A Greenwich press release on its 2007 U.S. Investment Management Research Study said large corporate plan sponsors – along with many public pensions – are taking radical steps to change the way they manage pension liabilities and structure fund assets motivated by the new mark-to-market accounting rules requiring plan sponsors to recognize pension funding status on the corporate income statement. The FASB has also proposed required disclosure of asset categories in which pension funds are invested based on the risks and expected long-term rate of return associated with each category (See SEI Addresses Implications of Recent Pension Disclosure Proposal ).
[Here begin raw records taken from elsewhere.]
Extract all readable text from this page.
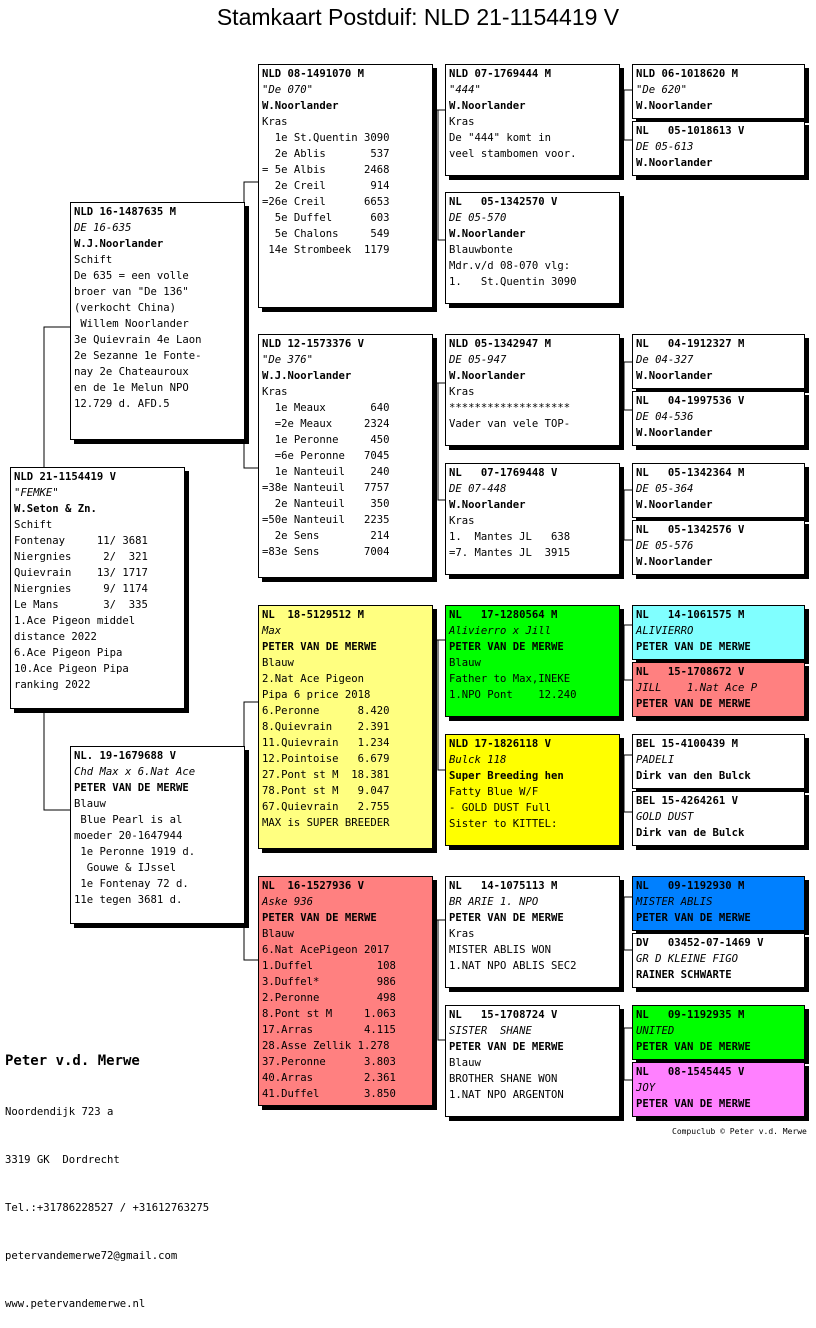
Stamkaart Postduif: NLD 21-1154419 V
NLD 21-1154419 V
"FEMKE"
W.Seton & Zn.
Schift
Fontenay     11/ 3681
Niergnies     2/  321
Quievrain    13/ 1717
Niergnies     9/ 1174
Le Mans       3/  335
1.Ace Pigeon middel
distance 2022
6.Ace Pigeon Pipa
10.Ace Pigeon Pipa
ranking 2022
NLD 16-1487635 M
DE 16-635
W.J.Noorlander
Schift
De 635 = een volle
broer van "De 136"
(verkocht China)
Willem Noorlander
3e Quievrain 4e Laon
2e Sezanne 1e Fonte-
nay 2e Chateauroux
en de 1e Melun NPO
12.729 d. AFD.5
NL. 19-1679688 V
Chd Max x 6.Nat Ace
PETER VAN DE MERWE
Blauw
Blue Pearl is al
moeder 20-1647944
1e Peronne 1919 d.
Gouwe & IJssel
1e Fontenay 72 d.
11e tegen 3681 d.
NLD 08-1491070 M
"De 070"
W.Noorlander
Kras
1e St.Quentin 3090
2e Ablis       537
= 5e Albis      2468
2e Creil       914
=26e Creil      6653
5e Duffel      603
5e Chalons     549
14e Strombeek  1179
NLD 12-1573376 V
"De 376"
W.J.Noorlander
Kras
1e Meaux       640
=2e Meaux     2324
1e Peronne     450
=6e Peronne   7045
1e Nanteuil    240
=38e Nanteuil   7757
2e Nanteuil    350
=50e Nanteuil   2235
2e Sens        214
=83e Sens       7004
NL  18-5129512 M
Max
PETER VAN DE MERWE
Blauw
2.Nat Ace Pigeon
Pipa 6 price 2018
6.Peronne      8.420
8.Quievrain    2.391
11.Quievrain   1.234
12.Pointoise   6.679
27.Pont st M  18.381
78.Pont st M   9.047
67.Quievrain   2.755
MAX is SUPER BREEDER
NL  16-1527936 V
Aske 936
PETER VAN DE MERWE
Blauw
6.Nat AcePigeon 2017
1.Duffel          108
3.Duffel*         986
2.Peronne         498
8.Pont st M     1.063
17.Arras        4.115
28.Asse Zellik 1.278
37.Peronne      3.803
40.Arras        2.361
41.Duffel       3.850
NLD 07-1769444 M
"444"
W.Noorlander
Kras
De "444" komt in
veel stambomen voor.
NL   05-1342570 V
DE 05-570
W.Noorlander
Blauwbonte
Mdr.v/d 08-070 vlg:
1.   St.Quentin 3090
NLD 05-1342947 M
DE 05-947
W.Noorlander
Kras
*******************
Vader van vele TOP-
NL   07-1769448 V
DE 07-448
W.Noorlander
Kras
1.  Mantes JL   638
=7. Mantes JL  3915
NL   17-1280564 M
Alivierro x Jill
PETER VAN DE MERWE
Blauw
Father to Max,INEKE
1.NPO Pont    12.240
NLD 17-1826118 V
Bulck 118
Super Breeding hen
Fatty Blue W/F
- GOLD DUST Full
Sister to KITTEL:
NL   14-1075113 M
BR ARIE 1. NPO
PETER VAN DE MERWE
Kras
MISTER ABLIS WON
1.NAT NPO ABLIS SEC2
NL   15-1708724 V
SISTER  SHANE
PETER VAN DE MERWE
Blauw
BROTHER SHANE WON
1.NAT NPO ARGENTON
NLD 06-1018620 M
"De 620"
W.Noorlander
NL   05-1018613 V
DE 05-613
W.Noorlander
NL   04-1912327 M
De 04-327
W.Noorlander
NL   04-1997536 V
DE 04-536
W.Noorlander
NL   05-1342364 M
DE 05-364
W.Noorlander
NL   05-1342576 V
DE 05-576
W.Noorlander
NL   14-1061575 M
ALIVIERRO
PETER VAN DE MERWE
NL   15-1708672 V
JILL    1.Nat Ace P
PETER VAN DE MERWE
BEL 15-4100439 M
PADELI
Dirk van den Bulck
BEL 15-4264261 V
GOLD DUST
Dirk van de Bulck
NL   09-1192930 M
MISTER ABLIS
PETER VAN DE MERWE
DV   03452-07-1469 V
GR D KLEINE FIGO
RAINER SCHWARTE
NL   09-1192935 M
UNITED
PETER VAN DE MERWE
NL   08-1545445 V
JOY
PETER VAN DE MERWE

Peter v.d. Merwe

Noordendijk 723 a

3319 GK  Dordrecht

Tel.:+31786228527 / +31612763275

petervandemerwe72@gmail.com

www.petervandemerwe.nl

Compuclub © Peter v.d. Merwe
Forty percent of the largest corporate pension funds (those with more than $5 billion in assets) and about one-third of the largest public funds say they plan to make a significant change to their asset allocations over the next three years, the release said. However, only 8% of corporate pension funds with assets of $500 million or less say the same.
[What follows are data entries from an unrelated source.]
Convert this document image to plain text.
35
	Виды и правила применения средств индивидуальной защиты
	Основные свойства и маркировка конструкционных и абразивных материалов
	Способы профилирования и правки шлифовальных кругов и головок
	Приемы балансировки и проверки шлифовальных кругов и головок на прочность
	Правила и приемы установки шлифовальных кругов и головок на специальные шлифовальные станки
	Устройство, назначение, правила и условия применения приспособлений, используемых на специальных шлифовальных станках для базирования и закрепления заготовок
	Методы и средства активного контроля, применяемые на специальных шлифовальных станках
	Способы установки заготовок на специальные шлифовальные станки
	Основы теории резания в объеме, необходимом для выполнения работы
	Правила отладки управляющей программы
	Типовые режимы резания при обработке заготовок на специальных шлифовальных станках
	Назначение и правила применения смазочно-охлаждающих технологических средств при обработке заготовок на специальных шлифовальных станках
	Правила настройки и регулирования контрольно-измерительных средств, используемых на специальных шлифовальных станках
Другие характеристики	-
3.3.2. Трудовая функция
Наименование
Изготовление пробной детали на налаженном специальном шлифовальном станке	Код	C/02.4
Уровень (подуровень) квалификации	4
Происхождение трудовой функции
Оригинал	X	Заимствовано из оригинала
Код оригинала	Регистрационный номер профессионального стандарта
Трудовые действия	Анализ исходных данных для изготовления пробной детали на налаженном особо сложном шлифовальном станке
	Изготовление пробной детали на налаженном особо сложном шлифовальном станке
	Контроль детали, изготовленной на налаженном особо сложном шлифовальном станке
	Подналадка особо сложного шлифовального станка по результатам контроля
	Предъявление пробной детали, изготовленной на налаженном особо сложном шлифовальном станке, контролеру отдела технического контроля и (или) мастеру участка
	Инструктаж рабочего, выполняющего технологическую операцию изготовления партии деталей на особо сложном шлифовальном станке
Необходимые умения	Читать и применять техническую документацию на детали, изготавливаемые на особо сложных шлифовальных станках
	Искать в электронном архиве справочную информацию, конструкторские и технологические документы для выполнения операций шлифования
Another trend driving the restructuring among big funds is the expected out-performance of international equities and alternative asset classes relative to domestic stocks, according to Greenwich. Asset allocations of large corporate DB plans have shifted to reflect this expectation, but the investment portfolios of small plan sponsors remain heavily weighted in domestic stocks
Among corporate DB plans, allocations to domestic stocks have declined to 39.9% of total assets from more than 45% as recently as 2003, while corporate plans with less than $500 million in assets have domestic equity allocations of 47.5%. DB plan sponsors overall have increased allocations to international and global stocks to 20% of total assets from just 15.2% in 2003, but the smallest corporate funds allocate only 14.5% of assets to international/global equities.
Similarly, small corporate funds’ allocations to alternative investments lag those of large funds by a wide margin.
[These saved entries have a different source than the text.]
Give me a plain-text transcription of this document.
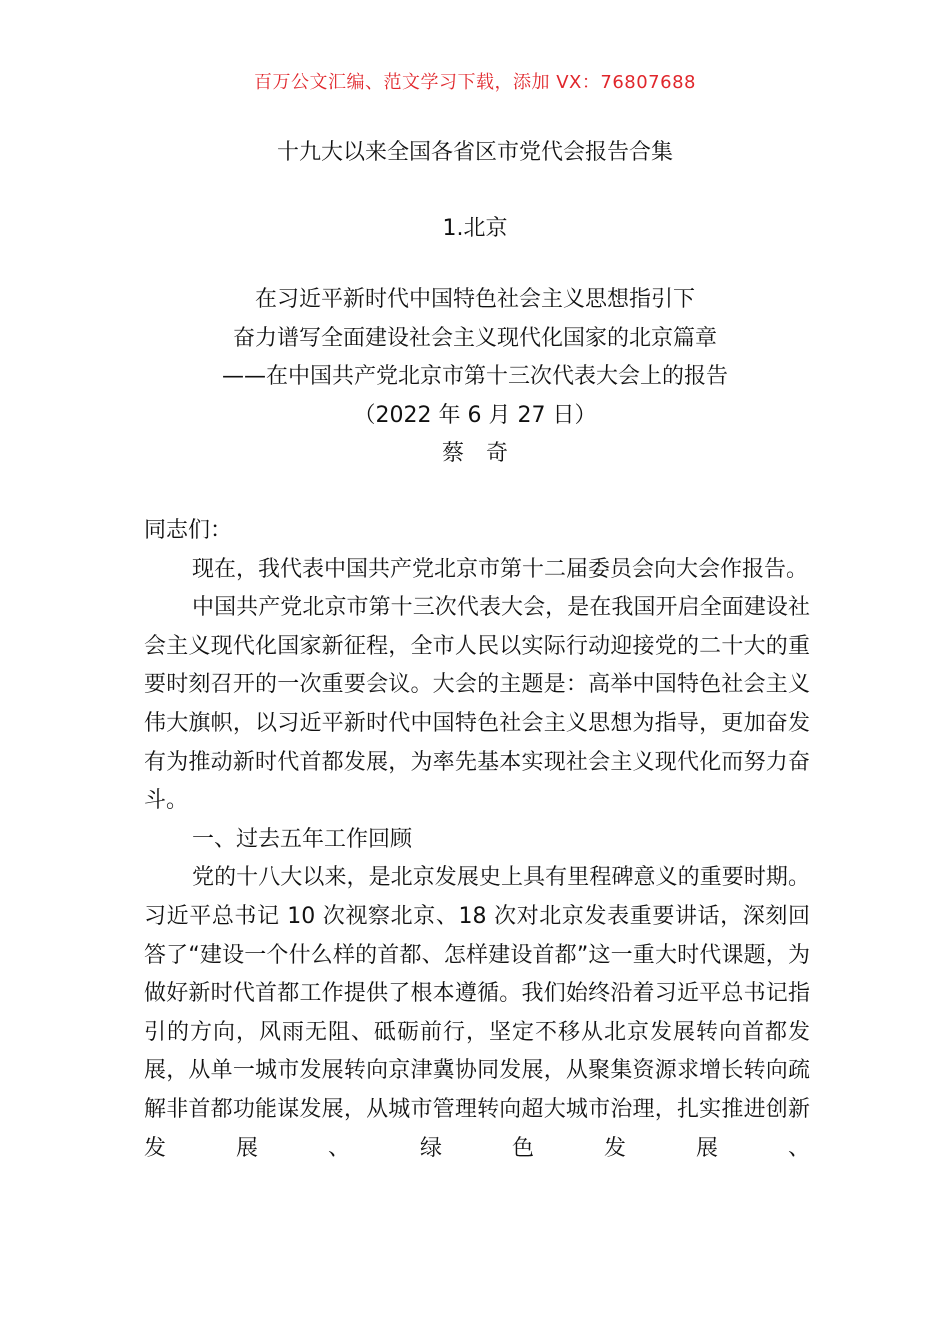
百万公文汇编、范文学习下载，添加 VX：76807688
十九大以来全国各省区市党代会报告合集
1.北京
在习近平新时代中国特色社会主义思想指引下
奋力谱写全面建设社会主义现代化国家的北京篇章
——在中国共产党北京市第十三次代表大会上的报告
（2022 年 6 月 27 日）
蔡 奇

同志们：

现在，我代表中国共产党北京市第十二届委员会向大会作报告。

中国共产党北京市第十三次代表大会，是在我国开启全面建设社会主义现代化国家新征程，全市人民以实际行动迎接党的二十大的重要时刻召开的一次重要会议。大会的主题是：高举中国特色社会主义伟大旗帜，以习近平新时代中国特色社会主义思想为指导，更加奋发有为推动新时代首都发展，为率先基本实现社会主义现代化而努力奋斗。

一、过去五年工作回顾

党的十八大以来，是北京发展史上具有里程碑意义的重要时期。习近平总书记 10 次视察北京、18 次对北京发表重要讲话，深刻回答了“建设一个什么样的首都、怎样建设首都”这一重大时代课题，为做好新时代首都工作提供了根本遵循。我们始终沿着习近平总书记指引的方向，风雨无阻、砥砺前行，坚定不移从北京发展转向首都发展，从单一城市发展转向京津冀协同发展，从聚集资源求增长转向疏解非首都功能谋发展，从城市管理转向超大城市治理，扎实推进创新发展、绿色发展、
Despite being slow to address accounting and market changes, the health of small corporate pension plans has been improving dramatically, Greenwich found. The average funding ratio for the accumulated benefits obligations of corporate pension plans with assets of $500 million or less increased from 99% in 2005 to 106% - matching the average for all corporate funds in the most recent year. Funding ratios for small funds' projected benefit obligations improved to 100%, one percentage point higher than the corporate average.
Overall, the average blended return on investments held in defined benefit and cash balance funds increased to 14.4% in 2007 from 9.6% in 2006, compared to blended returns for small corporate pension plans which increased to 11.7% from 8.4%.